Kein Bock, keine Zukunft, tausend Ideen
Eine Welle der Anarchie erfasste Großbritannien 1977 - dem Jahr Null des Punks. Junge Menschen in zerrissenen Klamotten füllten die Straßen, und anständige Bürger rümpften ihre Nase über die Punks und ihre Musik. Mit ihren Anarchie-Zeichen, grell gefärbten Haaren und durch die Nase gestochenen Sicherheitsnadeln war das Erscheinungsbild der Punks auf größtmögliche Provokation ausgerichtet. Und genauso provokativ waren die Plattencover und Plakate der Bands: Die Buzzcocks etwa bewarben ihre Single "Orgasm Addict" (Orgasmussüchtiger) mit einer nackten Frau, die statt eines Kopfes ein Bügeleisen hatte - und deren Brüste von lächelnden Frauenlippen geschmückt waren. Und Adam and the Ants pflegten ihre Plakate mit expliziten Sadomaso-Illustrationen zu verzieren.

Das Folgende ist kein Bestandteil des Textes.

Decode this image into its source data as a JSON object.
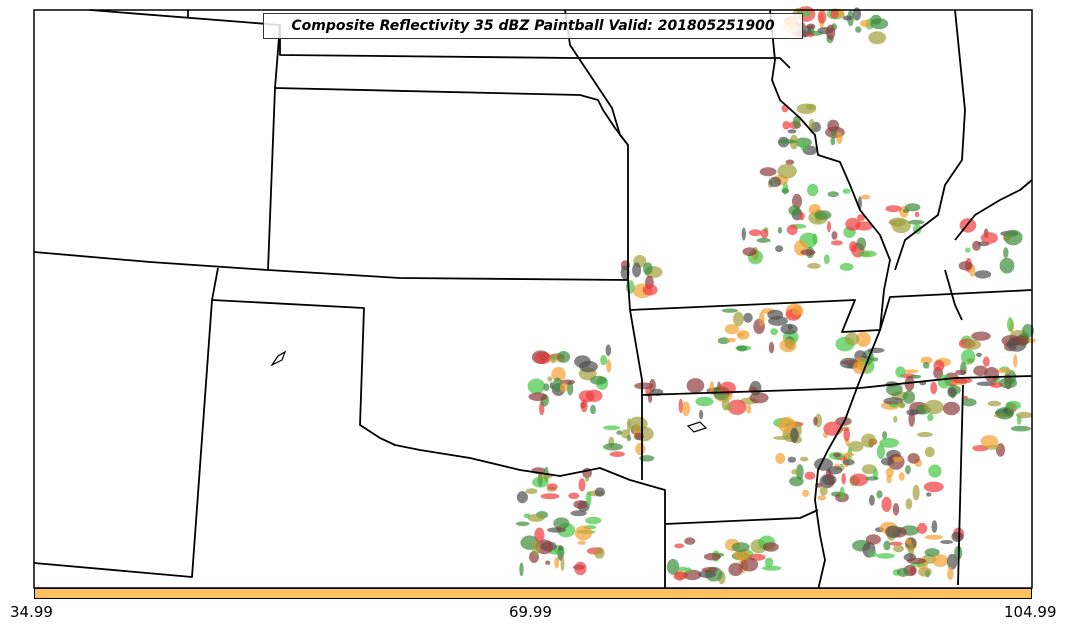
{
  "title": "Composite Reflectivity 35 dBZ Paintball Valid: 201805251900",
  "colorbar": {
    "color": "#fdc05f",
    "ticks": [
      "34.99",
      "69.99",
      "104.99"
    ]
  },
  "legend_colors": {
    "red": "#f03c3c",
    "orange": "#f5a032",
    "green": "#46c846",
    "dark_green": "#3c8c3c",
    "olive": "#a0a03c",
    "brown": "#8c3c3c",
    "gray": "#505050"
  }
}
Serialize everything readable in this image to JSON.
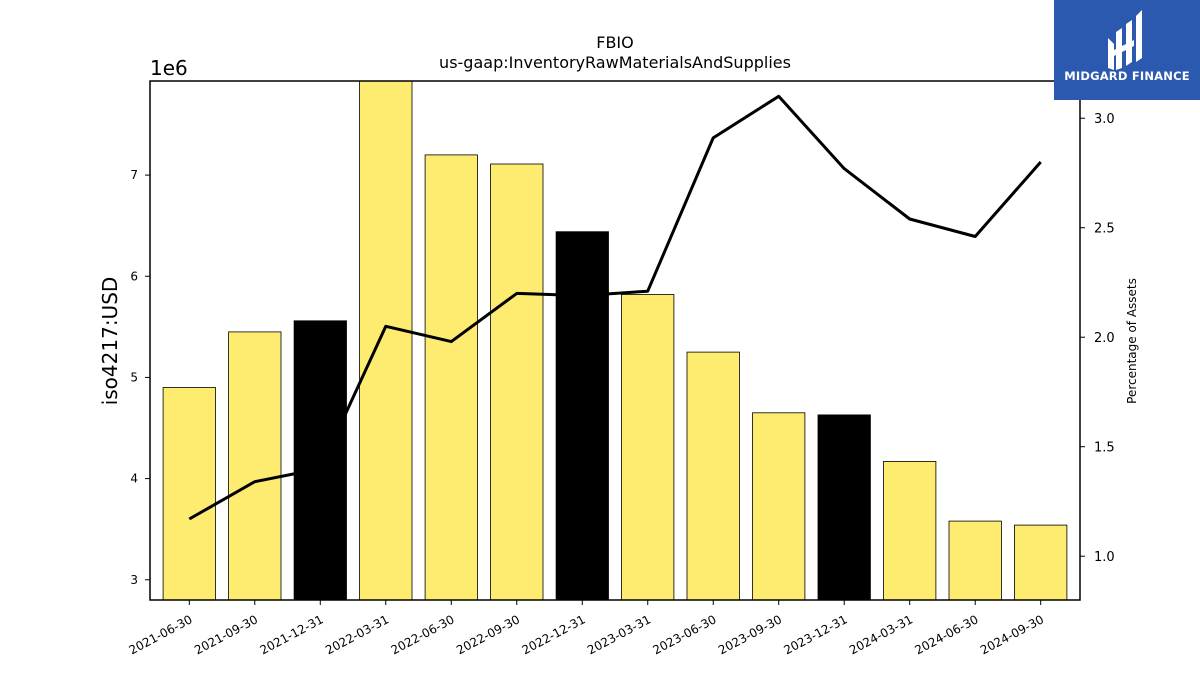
{
  "brand": {
    "name": "MIDGARD FINANCE",
    "color": "#2b59b0"
  },
  "chart_data": {
    "type": "bar",
    "title": "FBIO",
    "subtitle": "us-gaap:InventoryRawMaterialsAndSupplies",
    "ylabel": "iso4217:USD",
    "y_offset_label": "1e6",
    "y2label": "Percentage of Assets",
    "categories": [
      "2021-06-30",
      "2021-09-30",
      "2021-12-31",
      "2022-03-31",
      "2022-06-30",
      "2022-09-30",
      "2022-12-31",
      "2023-03-31",
      "2023-06-30",
      "2023-09-30",
      "2023-12-31",
      "2024-03-31",
      "2024-06-30",
      "2024-09-30"
    ],
    "series": [
      {
        "type": "bar",
        "axis": "left",
        "values": [
          4900000,
          5450000,
          5560000,
          7930000,
          7200000,
          7110000,
          6440000,
          5820000,
          5250000,
          4650000,
          4630000,
          4170000,
          3580000,
          3540000
        ],
        "highlight": [
          false,
          false,
          true,
          false,
          false,
          false,
          true,
          false,
          false,
          false,
          true,
          false,
          false,
          false
        ],
        "color": "#fdec6f",
        "highlight_color": "#000000"
      },
      {
        "type": "line",
        "axis": "right",
        "values": [
          1.17,
          1.34,
          1.4,
          2.05,
          1.98,
          2.2,
          2.19,
          2.21,
          2.91,
          3.1,
          2.77,
          2.54,
          2.46,
          2.8
        ],
        "color": "#000000"
      }
    ],
    "ylim": [
      2800000,
      7930000
    ],
    "y2lim": [
      0.8,
      3.17
    ],
    "yticks": [
      3000000,
      4000000,
      5000000,
      6000000,
      7000000
    ],
    "ytick_labels": [
      "3",
      "4",
      "5",
      "6",
      "7"
    ],
    "y2ticks": [
      1.0,
      1.5,
      2.0,
      2.5,
      3.0
    ],
    "y2tick_labels": [
      "1.0",
      "1.5",
      "2.0",
      "2.5",
      "3.0"
    ],
    "grid": false,
    "legend": "none"
  }
}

Jamie Reid, der für den visuellen Auftritt der Sex Pistols zuständig war, hatte Erfahrung in der Kunst der Provokation: Schon während seiner Studienzeit am Roydon Arts College war er zutiefst beeindruckt gewesen von der linksradikalen Kunstbewegung des Situationismus und hatte sich mit politischen Aktionen wie der Organisation von Sitzstreiks einen Namen gemacht. Nach seiner Studienzeit hatte Reid dann Anfang der siebziger Jahre den politischen Verlag Suburban Press betrieben, für den er eine ganz eigene, radikale Bildsprache entwickelte. Häufig verwendete er, wie die Situationisten, dabei Collagetechniken. Bei Suburban Press entstand auch der Erpresserbrief-Schriftsatz, der zum Markenzeichen der Sex Pistols werden sollte - und zu einem Stilelement der Punk-Ästhetik.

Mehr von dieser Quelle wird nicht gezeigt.